Anak jalanan, khususnya anak jalanan perempuan, sering terjebak dalam dunia pelacuran. Pada awalnya, anak-anak hanya bermaksud untuk sekedar mencari kesenangan, seperti masuk ke diskotek-diskotek yang mulai banyak tersebar di kota Medan dan kota-kota lainnya. Lama-kelamaan anak menyatu dengan dunia tersebut dan mulai sulit melepaskan diri. Apalagi kalau anak-anak terjebak di tangan germo, yang seringkali merangkap pacar si anak sendiri. Anak-anak ini selalu sulit keluar dari dunianya karena selalu dalam pengawasan germo. Acapkali bila mereka akan keluar, mereka selalu mendapat perlakuan kekerasan.

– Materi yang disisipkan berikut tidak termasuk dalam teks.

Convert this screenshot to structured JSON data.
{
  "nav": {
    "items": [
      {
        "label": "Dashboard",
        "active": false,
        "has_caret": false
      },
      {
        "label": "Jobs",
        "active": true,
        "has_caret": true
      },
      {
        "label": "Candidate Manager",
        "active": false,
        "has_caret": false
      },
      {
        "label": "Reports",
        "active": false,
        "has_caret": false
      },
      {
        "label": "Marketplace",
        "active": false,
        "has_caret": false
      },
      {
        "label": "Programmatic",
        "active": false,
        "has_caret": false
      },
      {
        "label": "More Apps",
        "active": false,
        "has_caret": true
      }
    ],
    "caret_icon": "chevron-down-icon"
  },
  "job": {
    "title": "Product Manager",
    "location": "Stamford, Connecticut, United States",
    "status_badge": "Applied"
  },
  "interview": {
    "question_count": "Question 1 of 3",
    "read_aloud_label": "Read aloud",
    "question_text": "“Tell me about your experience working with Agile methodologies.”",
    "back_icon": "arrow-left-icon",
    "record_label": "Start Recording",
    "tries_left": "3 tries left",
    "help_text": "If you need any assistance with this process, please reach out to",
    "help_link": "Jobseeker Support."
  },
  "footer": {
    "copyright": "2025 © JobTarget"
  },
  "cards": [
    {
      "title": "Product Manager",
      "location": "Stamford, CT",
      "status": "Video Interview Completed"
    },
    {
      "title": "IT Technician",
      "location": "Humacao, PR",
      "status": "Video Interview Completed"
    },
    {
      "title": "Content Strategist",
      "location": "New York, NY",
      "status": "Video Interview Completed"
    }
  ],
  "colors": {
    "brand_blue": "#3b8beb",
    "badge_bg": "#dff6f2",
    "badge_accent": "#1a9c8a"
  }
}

Beranjak dari persoalan ini maka Yayasan KKSP mulai melakukan investigasi pada beberapa kawasan pelacuran seperti diskotek-diskotek, plaza-plaza, kafe dan juga di jalanan. Dari investigasi ini didapat bahwa anak-anak yang dilacurkan ternyata tidak hanya berasal dari anak-anak jalanan, tetapi juga dari berbagai latar belakang, termasuk anak yang mengalami perkosaan dari ayah tirinya, anak yang ditipu dari pulau Jawa untuk dipekerjakan di Sumatra, dan anak yang dendam pada laki-laki karena keperawanannya diambil oleh pacarnya.